August 4, 2011
Designing Tushaanal: Elements of Gold
Working with ADT is a gift as a designer. The content, the ideas, the inspiration and the team; all of it is the kind of stuff that makes you want to put pen to paper and paper to stage. This year, working on Tushaanal, has been no different. After the close of Kshoy! in fall last year, we quickly got to work on this years production. The timing of this design was truncated and hurried, as I was off to China in the beginning of February for a year on a Fulbright fellowship to research Chinese shadow puppetry.
We spent those cold winter months talking about Gold. Even as we discussed gold’s notorious properties, it’s central role in the oppressions and exploitation of so many people, there was something inherently beautiful about it, wasn’t there? Warm, vibrant, sexy and seductive; it isn’t coveted arbitrarily.
We began with this. Or rather, we got back to this in our initial design discussions. Ananya had chosen gold because of the conflict surrounding it. I wanted us to remember why it’s conflicted at all. We looked at images of gold. Just gold. It was gorgeous.
Subtle shades of orange and yellow and green mixed together in the most stunning array of natural shapes; we had never seen it like this. We’re accustomed to seeing gold purely as a sign of wealth, not beauty.
Then we moved on to its darker side. The desirability of gold has created unmeasured greed that has led to conflicts in India, Colombia, Papau New Guinea and South Africa – to name just a few.
We talked about its symbolism, now impossible to disassociate with the element itself. Many of us, at one point or another, had found gold to be tacky and obvious – everyone seems to be trending towards the less ostentatious silver these days.
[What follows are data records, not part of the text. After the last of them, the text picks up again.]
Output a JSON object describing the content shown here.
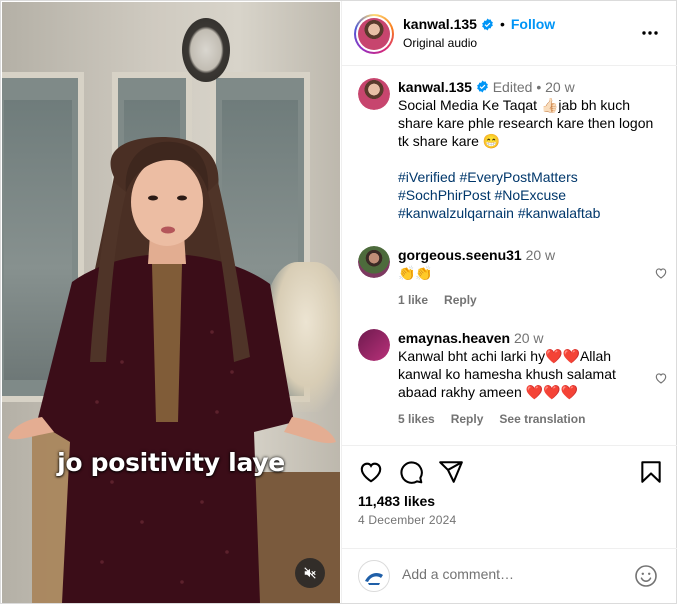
{
  "video": {
    "caption_overlay": "jo positivity laye"
  },
  "header": {
    "username": "kanwal.135",
    "follow_label": "Follow",
    "audio_label": "Original audio"
  },
  "caption": {
    "username": "kanwal.135",
    "edited": "Edited",
    "age": "20 w",
    "text_1": "Social Media Ke Taqat ",
    "emoji_1": "👍🏻",
    "text_2": "jab bh kuch share kare phle research kare then logon tk share kare ",
    "emoji_2": "😁",
    "hashtags": [
      "#iVerified",
      "#EveryPostMatters",
      "#SochPhirPost",
      "#NoExcuse",
      "#kanwalzulqarnain",
      "#kanwalaftab"
    ]
  },
  "comments": [
    {
      "username": "gorgeous.seenu31",
      "age": "20 w",
      "text": "👏👏",
      "likes": "1 like",
      "reply": "Reply"
    },
    {
      "username": "emaynas.heaven",
      "age": "20 w",
      "text": "Kanwal bht achi larki hy❤️❤️Allah kanwal ko hamesha khush salamat abaad rakhy ameen ❤️❤️❤️",
      "likes": "5 likes",
      "reply": "Reply",
      "translate": "See translation"
    }
  ],
  "footer": {
    "likes": "11,483 likes",
    "date": "4 December 2024",
    "add_comment_placeholder": "Add a comment…"
  },
  "colors": {
    "accent": "#0095f6",
    "hashtag": "#00376b",
    "muted": "#737373"
  },
  "icons": [
    "verified-badge-icon",
    "more-options-icon",
    "heart-icon",
    "comment-icon",
    "share-icon",
    "bookmark-icon",
    "mute-icon",
    "emoji-icon"
  ]
}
With both of these dualities in our brainstorm pool, we set about designing the world. How would we balance the inherent beauty of gold while still staying truthful to its full story? Ananya’s choreography would be centered around these stories and conflict, so we decided to make the gold of our scenic world beautiful; a pure beginning.
The costumes will play off of this scenic world and stay in line with the ADT aesthetic. Eastern in contour and design influence, but trended towards the stage world we’ve created. Warm and neutral silks with fine tailoring hide flashes of color and underlying emotion.
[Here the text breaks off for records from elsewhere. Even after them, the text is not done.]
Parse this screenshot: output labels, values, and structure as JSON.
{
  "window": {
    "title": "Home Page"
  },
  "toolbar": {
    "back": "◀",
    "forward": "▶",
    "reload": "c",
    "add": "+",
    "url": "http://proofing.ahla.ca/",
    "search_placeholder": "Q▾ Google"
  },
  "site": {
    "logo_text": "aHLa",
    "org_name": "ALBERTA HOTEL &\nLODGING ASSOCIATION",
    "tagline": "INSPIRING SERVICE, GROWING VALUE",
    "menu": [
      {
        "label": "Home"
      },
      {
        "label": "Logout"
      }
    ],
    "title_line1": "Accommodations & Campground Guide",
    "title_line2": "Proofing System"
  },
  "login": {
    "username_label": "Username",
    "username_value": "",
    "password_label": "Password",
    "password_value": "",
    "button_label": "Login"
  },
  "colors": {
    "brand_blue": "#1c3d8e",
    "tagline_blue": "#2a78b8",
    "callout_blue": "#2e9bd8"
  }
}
The bulk of the scenic and costume design was done before I departed, but the daily rehearsal changes and costuming is being done in absentia. For a designer, this is like designing blind, and something I endeavor not to do often. Nothing replaces being in the room with the dancers, watching them explore, create and challenge each other. It’s the reason I do what I do, to make – together. But, we’re making it work because of the amazing team and skype.